Ce n’est pas uniquement la musique qui a lié leur histoire. Berger Agathe est mort le 22 février 1999, quelques heures après avoir été fauché par les pellets d’une balle de chevrotine tirée par un policier de la SSU sur le rond-point menant à Mer Rouge, à Roche Bois. Abattu “à bout portant”, selon le Dr Satish Boolell, médecin légiste, qui avait autopsié son corps après qu’il a été transporté à l’hôpital où son décès avait été constaté. Un tir allant à l’encontre des Standing Orders de la police, pour lequel personne n’a jamais payé. Comme pour Kaya, justice n’a jamais été rendue.
Exécution en direct.
L’identité du policier tueur reste un mystère. Ce dernier portait un masque comme ses collègues, et trois officiers étaient équipés de fusils anti-émeutes. Ils étaient censés faire feu sur le sol afin que les cent billes contenues dans une balle ricochent et se répandent, avec pour conséquences de blesser les émeutiers au niveau des jambes. En présence d’une foule, Berger Agathe a été touché de 63 billes dans la partie supérieure du torse. Le policier tireur a mis un genou à terre, a épaulé et a tiré sur cet homme qui, de l’autre côté de la barrière, à plusieurs mètres de là, s’avançait en criant aux policiers de s’en aller.
C’est ce qu’ont raconté les témoins en Cour.
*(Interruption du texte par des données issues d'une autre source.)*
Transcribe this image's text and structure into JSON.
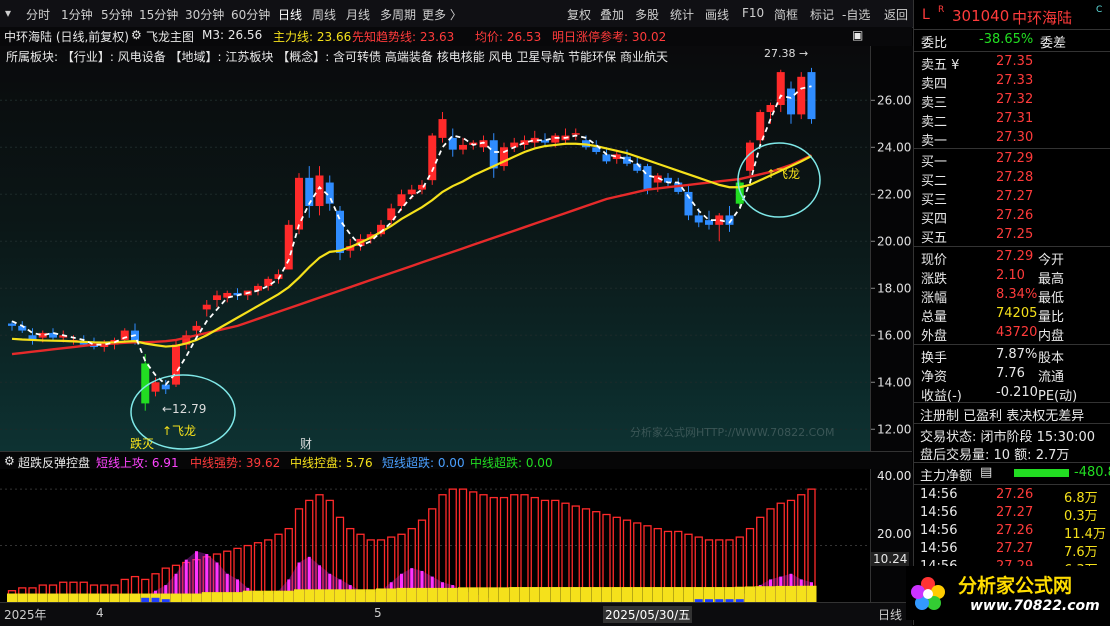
{
  "toolbar": {
    "left_tabs": [
      "分时",
      "1分钟",
      "5分钟",
      "15分钟",
      "30分钟",
      "60分钟",
      "日线",
      "周线",
      "月线",
      "多周期",
      "更多 〉"
    ],
    "active_tab": "日线",
    "right_tabs": [
      "复权",
      "叠加",
      "多股",
      "统计",
      "画线",
      "F10",
      "简框",
      "标记",
      "-自选",
      "返回"
    ]
  },
  "header": {
    "flag": "L",
    "flag_sup": "R",
    "code": "301040",
    "name": "中环海陆",
    "corner_mark": "C"
  },
  "infobar": {
    "title": "中环海陆 (日线,前复权)",
    "indicator": "飞龙主图",
    "m3": "M3: 26.56",
    "main_line": "主力线: 23.66",
    "trend_line": "先知趋势线: 23.63",
    "avg_price": "均价: 26.53",
    "tomorrow_ref": "明日涨停参考: 30.02"
  },
  "sector": "所属板块:  【行业】: 风电设备 【地域】: 江苏板块 【概念】: 含可转债 高端装备 核电核能 风电 卫星导航 节能环保 商业航天",
  "price_axis": [
    "26.00",
    "24.00",
    "22.00",
    "20.00",
    "18.00",
    "16.00",
    "14.00",
    "12.00"
  ],
  "annotations": {
    "high": "27.38",
    "low": "12.79",
    "feilong1": "飞龙",
    "feilong2": "飞龙",
    "die_mie": "跌灭",
    "cai": "财",
    "watermark": "分析家公式网HTTP://WWW.70822.COM"
  },
  "sub_indicator": {
    "name": "超跌反弹控盘",
    "short_up": "短线上攻: 6.91",
    "mid_strong": "中线强势: 39.62",
    "mid_control": "中线控盘: 5.76",
    "short_oversold": "短线超跌: 0.00",
    "mid_oversold": "中线超跌: 0.00"
  },
  "sub_axis": [
    "40.00",
    "20.00",
    "10.24"
  ],
  "dates": {
    "year": "2025年",
    "m4": "4",
    "m5": "5",
    "cursor": "2025/05/30/五",
    "right": "日线"
  },
  "orderbook": {
    "wei_bi_label": "委比",
    "wei_bi": "-38.65%",
    "wei_cha_label": "委差",
    "asks": [
      {
        "label": "卖五 ¥",
        "price": "27.35"
      },
      {
        "label": "卖四",
        "price": "27.33"
      },
      {
        "label": "卖三",
        "price": "27.32"
      },
      {
        "label": "卖二",
        "price": "27.31"
      },
      {
        "label": "卖一",
        "price": "27.30"
      }
    ],
    "bids": [
      {
        "label": "买一",
        "price": "27.29"
      },
      {
        "label": "买二",
        "price": "27.28"
      },
      {
        "label": "买三",
        "price": "27.27"
      },
      {
        "label": "买四",
        "price": "27.26"
      },
      {
        "label": "买五",
        "price": "27.25"
      }
    ]
  },
  "quote": {
    "rows": [
      {
        "l": "现价",
        "v": "27.29",
        "r": "今开"
      },
      {
        "l": "涨跌",
        "v": "2.10",
        "r": "最高"
      },
      {
        "l": "涨幅",
        "v": "8.34%",
        "r": "最低"
      },
      {
        "l": "总量",
        "v": "74205",
        "r": "量比"
      },
      {
        "l": "外盘",
        "v": "43720",
        "r": "内盘"
      }
    ],
    "rows2": [
      {
        "l": "换手",
        "v": "7.87%",
        "r": "股本"
      },
      {
        "l": "净资",
        "v": "7.76",
        "r": "流通"
      },
      {
        "l": "收益(-)",
        "v": "-0.210",
        "r": "PE(动)"
      }
    ],
    "reg": "注册制 已盈利 表决权无差异",
    "status": "交易状态: 闭市阶段 15:30:00",
    "after": "盘后交易量: 10  额: 2.7万",
    "netflow_label": "主力净额",
    "netflow": "-480.8"
  },
  "ticks": [
    {
      "t": "14:56",
      "p": "27.26",
      "v": "6.8万"
    },
    {
      "t": "14:56",
      "p": "27.27",
      "v": "0.3万"
    },
    {
      "t": "14:56",
      "p": "27.26",
      "v": "11.4万"
    },
    {
      "t": "14:56",
      "p": "27.27",
      "v": "7.6万"
    },
    {
      "t": "14:56",
      "p": "27.29",
      "v": "6.3万"
    }
  ],
  "logo": {
    "cn": "分析家公式网",
    "url": "www.70822.com"
  },
  "colors": {
    "up": "#ff2a2a",
    "down": "#2f8cff",
    "yellow": "#f5e11b",
    "white": "#ffffff",
    "magenta": "#ff33ff",
    "green": "#22dd22"
  },
  "chart_data": {
    "type": "candlestick",
    "ylim": [
      11.5,
      27.8
    ],
    "candles": [
      [
        16.5,
        16.6,
        16.2,
        16.4
      ],
      [
        16.4,
        16.6,
        16.1,
        16.2
      ],
      [
        16.0,
        16.3,
        15.6,
        15.8
      ],
      [
        15.9,
        16.2,
        15.7,
        16.1
      ],
      [
        16.1,
        16.3,
        15.8,
        15.9
      ],
      [
        15.9,
        16.2,
        15.7,
        16.0
      ],
      [
        15.8,
        16.0,
        15.6,
        15.8
      ],
      [
        15.7,
        16.0,
        15.5,
        15.6
      ],
      [
        15.6,
        15.9,
        15.4,
        15.5
      ],
      [
        15.5,
        15.8,
        15.3,
        15.7
      ],
      [
        15.6,
        15.9,
        15.4,
        15.8
      ],
      [
        15.8,
        16.3,
        15.7,
        16.2
      ],
      [
        16.2,
        16.5,
        15.6,
        15.7
      ],
      [
        14.8,
        15.2,
        12.79,
        13.1
      ],
      [
        13.6,
        14.2,
        13.4,
        14.0
      ],
      [
        13.9,
        14.1,
        13.5,
        13.7
      ],
      [
        13.9,
        15.8,
        13.8,
        15.6
      ],
      [
        15.6,
        16.2,
        15.4,
        16.0
      ],
      [
        16.2,
        16.6,
        16.0,
        16.4
      ],
      [
        17.1,
        17.5,
        16.8,
        17.3
      ],
      [
        17.5,
        17.9,
        17.2,
        17.7
      ],
      [
        17.6,
        17.9,
        17.4,
        17.8
      ],
      [
        17.8,
        18.0,
        17.5,
        17.7
      ],
      [
        17.7,
        17.9,
        17.5,
        17.9
      ],
      [
        17.9,
        18.2,
        17.7,
        18.1
      ],
      [
        18.1,
        18.5,
        17.9,
        18.4
      ],
      [
        18.4,
        18.8,
        18.2,
        18.6
      ],
      [
        18.8,
        20.9,
        18.8,
        20.7
      ],
      [
        20.5,
        22.9,
        20.3,
        22.7
      ],
      [
        22.7,
        23.2,
        21.0,
        21.5
      ],
      [
        21.5,
        23.2,
        21.1,
        22.8
      ],
      [
        22.5,
        22.8,
        21.3,
        21.6
      ],
      [
        21.3,
        21.5,
        19.2,
        19.5
      ],
      [
        19.6,
        20.1,
        19.3,
        19.8
      ],
      [
        19.8,
        20.3,
        19.6,
        20.1
      ],
      [
        20.1,
        20.4,
        19.9,
        20.3
      ],
      [
        20.3,
        20.9,
        20.2,
        20.7
      ],
      [
        20.9,
        21.6,
        20.7,
        21.4
      ],
      [
        21.5,
        22.2,
        21.3,
        22.0
      ],
      [
        22.0,
        22.4,
        21.8,
        22.2
      ],
      [
        22.2,
        22.6,
        22.0,
        22.4
      ],
      [
        22.6,
        24.6,
        22.4,
        24.5
      ],
      [
        24.4,
        25.5,
        24.2,
        25.2
      ],
      [
        24.4,
        24.8,
        23.6,
        23.9
      ],
      [
        23.9,
        24.4,
        23.7,
        24.1
      ],
      [
        24.1,
        24.3,
        23.9,
        24.2
      ],
      [
        24.0,
        24.5,
        23.8,
        24.3
      ],
      [
        24.3,
        24.6,
        22.7,
        23.1
      ],
      [
        23.2,
        24.2,
        23.0,
        24.0
      ],
      [
        24.0,
        24.4,
        23.8,
        24.2
      ],
      [
        24.1,
        24.5,
        23.9,
        24.3
      ],
      [
        24.2,
        24.7,
        24.0,
        24.4
      ],
      [
        24.3,
        24.6,
        24.1,
        24.2
      ],
      [
        24.2,
        24.6,
        24.0,
        24.5
      ],
      [
        24.3,
        24.8,
        24.1,
        24.5
      ],
      [
        24.6,
        24.8,
        24.3,
        24.6
      ],
      [
        24.3,
        24.5,
        23.9,
        24.0
      ],
      [
        24.0,
        24.3,
        23.7,
        23.8
      ],
      [
        23.7,
        24.0,
        23.3,
        23.4
      ],
      [
        23.5,
        23.9,
        23.3,
        23.7
      ],
      [
        23.6,
        23.9,
        23.2,
        23.3
      ],
      [
        23.3,
        23.6,
        22.9,
        23.0
      ],
      [
        23.2,
        23.3,
        22.0,
        22.2
      ],
      [
        22.5,
        22.9,
        22.1,
        22.8
      ],
      [
        22.7,
        22.9,
        22.3,
        22.5
      ],
      [
        22.5,
        22.7,
        22.0,
        22.1
      ],
      [
        22.1,
        22.4,
        20.9,
        21.1
      ],
      [
        21.1,
        21.4,
        20.6,
        20.8
      ],
      [
        20.9,
        21.3,
        20.5,
        20.7
      ],
      [
        20.7,
        21.2,
        20.0,
        21.1
      ],
      [
        21.1,
        21.5,
        20.4,
        20.7
      ],
      [
        21.6,
        22.6,
        21.4,
        22.5
      ],
      [
        23.0,
        24.3,
        22.8,
        24.2
      ],
      [
        24.3,
        25.6,
        24.1,
        25.5
      ],
      [
        25.5,
        25.9,
        25.0,
        25.8
      ],
      [
        25.8,
        27.3,
        25.5,
        27.2
      ],
      [
        26.5,
        26.8,
        25.0,
        25.4
      ],
      [
        25.4,
        27.2,
        25.2,
        27.0
      ],
      [
        27.2,
        27.38,
        25.0,
        25.2
      ]
    ],
    "m3": [
      16.6,
      16.4,
      16.1,
      16.0,
      16.1,
      16.0,
      15.9,
      15.8,
      15.6,
      15.6,
      15.7,
      15.9,
      16.0,
      14.9,
      14.3,
      13.9,
      14.4,
      15.1,
      15.9,
      16.6,
      17.1,
      17.6,
      17.7,
      17.8,
      17.9,
      18.1,
      18.4,
      19.2,
      20.7,
      21.6,
      22.3,
      21.9,
      20.9,
      20.3,
      19.8,
      20.0,
      20.4,
      20.8,
      21.4,
      21.9,
      22.2,
      23.0,
      24.0,
      24.5,
      24.4,
      24.1,
      24.2,
      23.8,
      23.8,
      24.0,
      24.2,
      24.3,
      24.3,
      24.4,
      24.4,
      24.5,
      24.4,
      24.1,
      23.7,
      23.6,
      23.5,
      23.3,
      22.8,
      22.7,
      22.5,
      22.5,
      21.9,
      21.3,
      20.9,
      20.9,
      20.8,
      21.4,
      22.5,
      24.1,
      25.2,
      26.2,
      26.1,
      26.5,
      26.6
    ],
    "yellow_line": [
      15.85,
      15.82,
      15.8,
      15.78,
      15.77,
      15.76,
      15.74,
      15.72,
      15.7,
      15.69,
      15.7,
      15.73,
      15.75,
      15.65,
      15.58,
      15.52,
      15.55,
      15.65,
      15.8,
      16.0,
      16.25,
      16.5,
      16.75,
      17.0,
      17.25,
      17.5,
      17.75,
      18.05,
      18.45,
      18.9,
      19.3,
      19.55,
      19.6,
      19.75,
      19.95,
      20.15,
      20.4,
      20.65,
      20.95,
      21.2,
      21.45,
      21.75,
      22.1,
      22.35,
      22.55,
      22.8,
      23.0,
      23.2,
      23.4,
      23.6,
      23.8,
      23.95,
      24.05,
      24.1,
      24.15,
      24.15,
      24.12,
      24.05,
      23.95,
      23.85,
      23.75,
      23.6,
      23.45,
      23.3,
      23.15,
      23.0,
      22.85,
      22.7,
      22.55,
      22.4,
      22.3,
      22.3,
      22.4,
      22.6,
      22.8,
      23.0,
      23.2,
      23.4,
      23.63
    ],
    "red_line": [
      15.2,
      15.25,
      15.3,
      15.35,
      15.4,
      15.45,
      15.5,
      15.55,
      15.6,
      15.62,
      15.65,
      15.68,
      15.7,
      15.7,
      15.72,
      15.75,
      15.8,
      15.9,
      16.0,
      16.1,
      16.2,
      16.3,
      16.4,
      16.55,
      16.7,
      16.85,
      17.0,
      17.15,
      17.3,
      17.45,
      17.6,
      17.75,
      17.9,
      18.05,
      18.2,
      18.35,
      18.5,
      18.65,
      18.8,
      18.95,
      19.1,
      19.25,
      19.4,
      19.55,
      19.7,
      19.85,
      20.0,
      20.15,
      20.3,
      20.45,
      20.6,
      20.75,
      20.9,
      21.05,
      21.2,
      21.35,
      21.5,
      21.65,
      21.8,
      21.9,
      22.0,
      22.1,
      22.2,
      22.25,
      22.3,
      22.35,
      22.4,
      22.45,
      22.5,
      22.55,
      22.6,
      22.65,
      22.75,
      22.85,
      22.95,
      23.1,
      23.25,
      23.45,
      23.66
    ],
    "sub_ylim": [
      0,
      45
    ],
    "sub_red": [
      4,
      5,
      5,
      6,
      6,
      7,
      7,
      7,
      6,
      6,
      6,
      8,
      9,
      8,
      10,
      12,
      13,
      14,
      15,
      16,
      17,
      18,
      19,
      20,
      21,
      22,
      24,
      26,
      33,
      36,
      38,
      36,
      30,
      26,
      24,
      22,
      22,
      23,
      24,
      26,
      29,
      33,
      38,
      40,
      40,
      39,
      38,
      37,
      37,
      38,
      38,
      37,
      36,
      36,
      35,
      34,
      33,
      32,
      31,
      30,
      29,
      28,
      27,
      26,
      25,
      25,
      24,
      23,
      22,
      22,
      22,
      23,
      26,
      30,
      33,
      35,
      36,
      38,
      40
    ],
    "sub_magenta": [
      0,
      0,
      0,
      0,
      0,
      0,
      0,
      0,
      0,
      0,
      0,
      0,
      0,
      2,
      4,
      6,
      10,
      15,
      18,
      17,
      14,
      10,
      8,
      5,
      3,
      2,
      4,
      8,
      14,
      16,
      13,
      10,
      8,
      6,
      4,
      3,
      4,
      7,
      10,
      12,
      11,
      9,
      7,
      6,
      4,
      3,
      2,
      1,
      0,
      0,
      0,
      0,
      0,
      0,
      0,
      0,
      0,
      0,
      0,
      0,
      0,
      0,
      0,
      0,
      0,
      0,
      0,
      0,
      0,
      0,
      0,
      2,
      4,
      6,
      8,
      9,
      10,
      8,
      7
    ],
    "sub_yellow": [
      3,
      3,
      3,
      3,
      3,
      3,
      3,
      3,
      3,
      3,
      3,
      3,
      3,
      3,
      3,
      3,
      3,
      3,
      3,
      3.5,
      3.5,
      3.5,
      3.5,
      4,
      4,
      4,
      4,
      4,
      4.5,
      4.5,
      4.5,
      4.5,
      4.5,
      4.5,
      4.5,
      4.5,
      4.8,
      4.8,
      5,
      5,
      5,
      5,
      5,
      5,
      5.2,
      5.2,
      5.2,
      5.2,
      5.2,
      5.3,
      5.3,
      5.3,
      5.3,
      5.3,
      5.3,
      5.3,
      5.3,
      5.3,
      5.3,
      5.3,
      5.3,
      5.3,
      5.3,
      5.3,
      5.3,
      5.3,
      5.3,
      5.3,
      5.3,
      5.3,
      5.3,
      5.4,
      5.5,
      5.6,
      5.6,
      5.7,
      5.7,
      5.75,
      5.76
    ],
    "sub_blue": [
      0,
      0,
      0,
      0,
      0,
      0,
      0,
      0,
      0,
      0,
      0,
      0,
      0,
      1.5,
      1.5,
      1,
      0,
      0,
      0,
      0,
      0,
      0,
      0,
      0,
      0,
      0,
      0,
      0,
      0,
      0,
      0,
      0,
      0,
      0,
      0,
      0,
      0,
      0,
      0,
      0,
      0,
      0,
      0,
      0,
      0,
      0,
      0,
      0,
      0,
      0,
      0,
      0,
      0,
      0,
      0,
      0,
      0,
      0,
      0,
      0,
      0,
      0,
      0,
      0,
      0,
      0,
      0,
      1,
      1,
      1,
      1,
      1,
      0,
      0,
      0,
      0,
      0,
      0,
      0,
      0
    ]
  }
}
Les versions corroboraient avec les constats faits lors de la reconstitution des faits et les observations du légiste. Mais les choses ne sont pas allées au-delà. Il a fallu une mobilisation populaire, entre autres à la State House, le lancement d’une pétition et d’autres initiatives de pression pour que les autorités réagissent et accordent l’attention voulue à l’affaire Agathe. Jusqu’à aujourd’hui, sa compagne et son fils demeurent dans l’attente d’une réparation. Les frères de Berger Agathe, qui avaient lancé une action à l’époque, n’ont pas obtenu satisfaction.
Lamizik dan lam.
“Seggae pou touzour ena so plas dan Moris. Me pou li pa perdi so idantite, bizin gard mem groove apartir batri ek bas. Dayer, lamizik dan Moris bien inflianse par seggae (…) Seggae bizin gard kan mem enn baz sega. Fodre pa ezite pou inklir ravann ek lezot instriman tradisionel”, disait Berger Agathe. Ce dernier aimait particulièrement les chansons à textes. “Mo pena enn preferans pou enn tem spesifik. Me mo kontan tou seki tous lanfans” confiait-il. “Lamizik vinn dan lam. Ninport ki instriman ki pe zwe bizin reflet lamour ki mizisien-la ena pou seki li pe fer.”
À Roche Bois, à quelques mètres de l’endroit où il avait été touché par balles, deux guitares croisées installées sur le rond-point rappellent son souvenir et celui de Kaya.